One gem in Ashland has been the Oregon Shakespeare Festival.
Shakespeare’s plays are literary and social genius. They are already living plays, capturing love, war, power, buffoonery and human emotions of greed, foibles, heroism, prejudice, and evil. The plays do not need to be “reinvented” for the 2020s. People attend the Oregon Shakespeare Festival to see Shakespeare. Teachers bring their classes for the same reason. Because Shakespeare deals with human nature, the content is relevant to all humans.
Should Parisians perhaps remove “Mona Lisa” from the Louvre, and substitute it for a version repainted (by a far less talented artist) to make it “more relevant” to youth? Don’t mess with the Bard!
Each talented director and actor has a different take on human emotions and expression; certainly Shakespeare’s plays shouldn’t be performed the same way each time. The point is they don’t need weird embellishments or modernizations. In 2022, OSF’s “King John” missed out on portraying the privilege, cruelty, power and arrogance so central to that play. The incessant special effects of “The Cymbeline Project” made it boring, rather than engaging.
Extras: Some of the many educated and talented Ashland-area teachers, professors, artists and other residents might be willing to provide enrichment such as hands-on workshops on Elizabethan crafts, sports, cooking.
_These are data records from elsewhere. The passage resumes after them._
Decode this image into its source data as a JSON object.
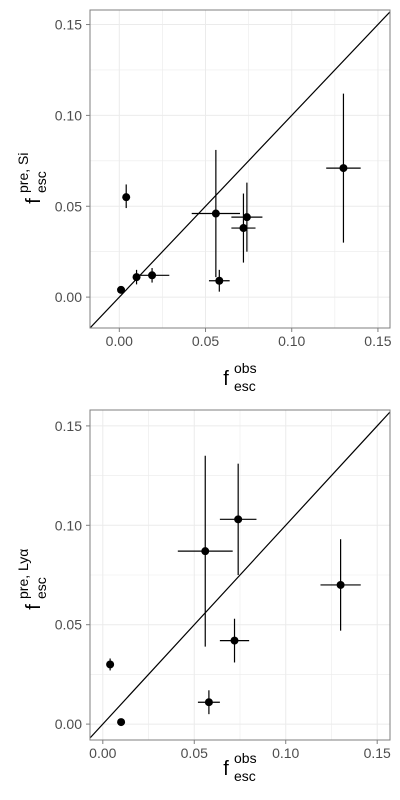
{
  "chart_data": [
    {
      "type": "scatter",
      "title": "",
      "xlabel": {
        "base": "f",
        "sup": "obs",
        "sub": "esc"
      },
      "ylabel": {
        "base": "f",
        "sup": "pre, Si",
        "sub": "esc"
      },
      "xlim": [
        -0.017,
        0.157
      ],
      "ylim": [
        -0.017,
        0.158
      ],
      "xticks": [
        0.0,
        0.05,
        0.1,
        0.15
      ],
      "yticks": [
        0.0,
        0.05,
        0.1,
        0.15
      ],
      "xtick_labels": [
        "0.00",
        "0.05",
        "0.10",
        "0.15"
      ],
      "ytick_labels": [
        "0.00",
        "0.05",
        "0.10",
        "0.15"
      ],
      "grid": true,
      "reference_line": "y = x",
      "points": [
        {
          "x": 0.001,
          "y": 0.004,
          "xerr": 0.0,
          "yerr_low": 0.0,
          "yerr_high": 0.0
        },
        {
          "x": 0.004,
          "y": 0.055,
          "xerr": 0.0,
          "yerr_low": 0.006,
          "yerr_high": 0.007
        },
        {
          "x": 0.01,
          "y": 0.011,
          "xerr": 0.0,
          "yerr_low": 0.004,
          "yerr_high": 0.004
        },
        {
          "x": 0.019,
          "y": 0.012,
          "xerr": 0.01,
          "yerr_low": 0.004,
          "yerr_high": 0.004
        },
        {
          "x": 0.056,
          "y": 0.046,
          "xerr": 0.014,
          "yerr_low": 0.035,
          "yerr_high": 0.035
        },
        {
          "x": 0.058,
          "y": 0.009,
          "xerr": 0.006,
          "yerr_low": 0.006,
          "yerr_high": 0.006
        },
        {
          "x": 0.072,
          "y": 0.038,
          "xerr": 0.007,
          "yerr_low": 0.019,
          "yerr_high": 0.019
        },
        {
          "x": 0.074,
          "y": 0.044,
          "xerr": 0.009,
          "yerr_low": 0.019,
          "yerr_high": 0.019
        },
        {
          "x": 0.13,
          "y": 0.071,
          "xerr": 0.01,
          "yerr_low": 0.041,
          "yerr_high": 0.041
        }
      ]
    },
    {
      "type": "scatter",
      "title": "",
      "xlabel": {
        "base": "f",
        "sup": "obs",
        "sub": "esc"
      },
      "ylabel": {
        "base": "f",
        "sup": "pre, Lyα",
        "sub": "esc"
      },
      "xlim": [
        -0.007,
        0.157
      ],
      "ylim": [
        -0.008,
        0.158
      ],
      "xticks": [
        0.0,
        0.05,
        0.1,
        0.15
      ],
      "yticks": [
        0.0,
        0.05,
        0.1,
        0.15
      ],
      "xtick_labels": [
        "0.00",
        "0.05",
        "0.10",
        "0.15"
      ],
      "ytick_labels": [
        "0.00",
        "0.05",
        "0.10",
        "0.15"
      ],
      "grid": true,
      "reference_line": "y = x",
      "points": [
        {
          "x": 0.004,
          "y": 0.03,
          "xerr": 0.0,
          "yerr_low": 0.003,
          "yerr_high": 0.003
        },
        {
          "x": 0.01,
          "y": 0.001,
          "xerr": 0.0,
          "yerr_low": 0.0,
          "yerr_high": 0.0
        },
        {
          "x": 0.058,
          "y": 0.011,
          "xerr": 0.006,
          "yerr_low": 0.006,
          "yerr_high": 0.006
        },
        {
          "x": 0.056,
          "y": 0.087,
          "xerr": 0.015,
          "yerr_low": 0.048,
          "yerr_high": 0.048
        },
        {
          "x": 0.074,
          "y": 0.103,
          "xerr": 0.01,
          "yerr_low": 0.028,
          "yerr_high": 0.028
        },
        {
          "x": 0.072,
          "y": 0.042,
          "xerr": 0.008,
          "yerr_low": 0.011,
          "yerr_high": 0.011
        },
        {
          "x": 0.13,
          "y": 0.07,
          "xerr": 0.011,
          "yerr_low": 0.023,
          "yerr_high": 0.023
        }
      ]
    }
  ]
}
They might offer video or in-person talks on the societal roles and opportunities available to women, peasants, Jews, Africans, servants, LGBTQ and royalty in the Elizabethan Era, or provide an example of an Elizabethan class session in English or math, science or etiquette. (How were kids taught then, anyhow? How did learning differ according to class and gender? What was known?)
Even if the 2024-25 season starts much smaller, OSF can recover. Bringing back Shakespeare as central to the Oregon Shakespeare Festival is doable. It would be wonderful for our town, its many visitors to whom OSF has been important in the past, and new visitors who will love it.